Zarzut działania wstecz

Podobnie uważa Mateusz Karciarz. – Kłopot może się pojawić w gminach, w których procedura w tym zakresie już trwa. Odstąpienie od budżetu obywatelskiego w tym momencie stanowiłoby tak naprawdę wprowadzenie regulacji prawnych działających wstecz, co może zostać zakwestionowane przez organy nadzoru – stwierdza ekspert.
Ma on jednak nadzieję, że w obecnej sytuacji będą one w sposób racjonalny podchodzić do oceny tego rodzaju uchwał. Zwłaszcza że w przepisach ustawy z 20 lipca 2000 r. o ogłaszaniu aktów normatywnych i niektórych innych aktów prawnych (t.j. Dz.U. z 2019 r. poz. 1461) wprost jest wskazane, że nadanie aktowi prawnemu wstecznej mocy obowiązującej jest dopuszczalne tylko wtedy, jeżeli nie stoją temu na przeszkodzie zasady demokratycznego państwa prawnego. Zdaniem Mateusza Karciarza obecna sytuacja niewątpliwie nie uniemożliwia takiego działania.
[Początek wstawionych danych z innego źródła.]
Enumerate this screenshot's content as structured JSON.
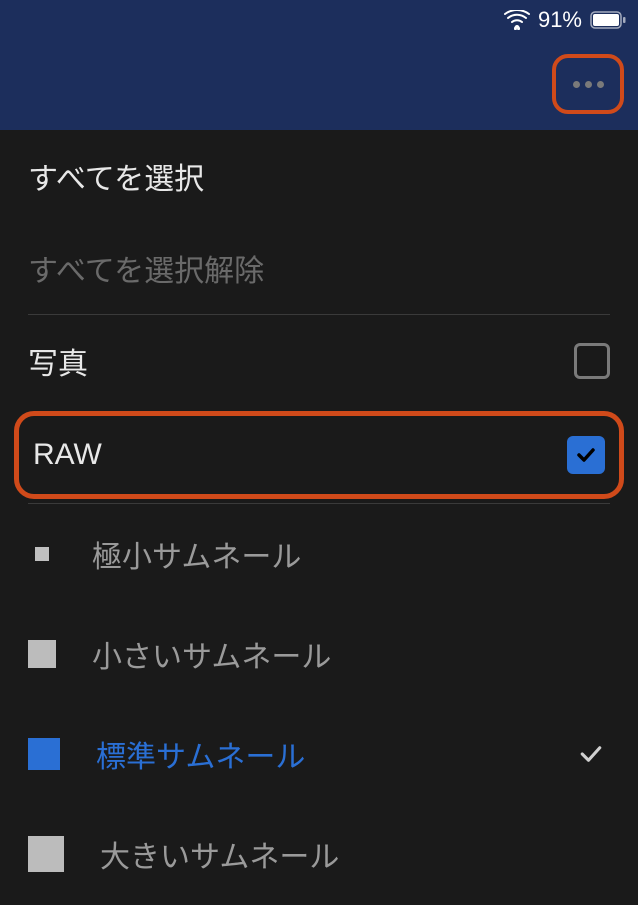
{
  "statusBar": {
    "batteryPercent": "91%"
  },
  "menu": {
    "selectAll": "すべてを選択",
    "deselectAll": "すべてを選択解除",
    "photos": {
      "label": "写真",
      "checked": false
    },
    "raw": {
      "label": "RAW",
      "checked": true
    }
  },
  "thumbnails": {
    "tiny": "極小サムネール",
    "small": "小さいサムネール",
    "medium": "標準サムネール",
    "large": "大きいサムネール",
    "selected": "medium"
  }
}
Co istotne, zgodnie z art. 257 i 258 ustawy 27 sierpnia 2009 r. o finansach publicznych (t.j. Dz.U. z 2019 r. poz. 869; ost.zm. Dz.U. z 2020 r. poz. 374) gmina ma prawo w ciągu roku budżetowego dokonywać zmian w budżecie (którego częścią jest budżet obywatelski). Przepisy jednak nie wskazują, iż może się tak stać z powodu sytuacji wyjątkowej związanej z epidemią. Dlatego zdaniem dr Rokickiej-Murszewskiej na potrzeby walki z koronawirusem najlepiej byłoby, gdyby do ustawy o finansach publicznych został wprowadzony odpowiedni przepis – na wzór art. 180a u.f.p. odnoszącego się do budżetu państwa (dodany ustawą z 31 marca 2020 r. o zmianie ustawy o szczególnych rozwiązaniach związanych z zapobieganiem, przeciwdziałaniem i zwalczaniem COVID-19, innych chorób zakaźnych oraz wywołanych nimi sytuacji kryzysowych oraz niektórych innych ustaw; Dz.U. 2020 r. poz. 568), przewidujący przesunięcia w budżecie JST w związku z ogłoszeniem epidemii.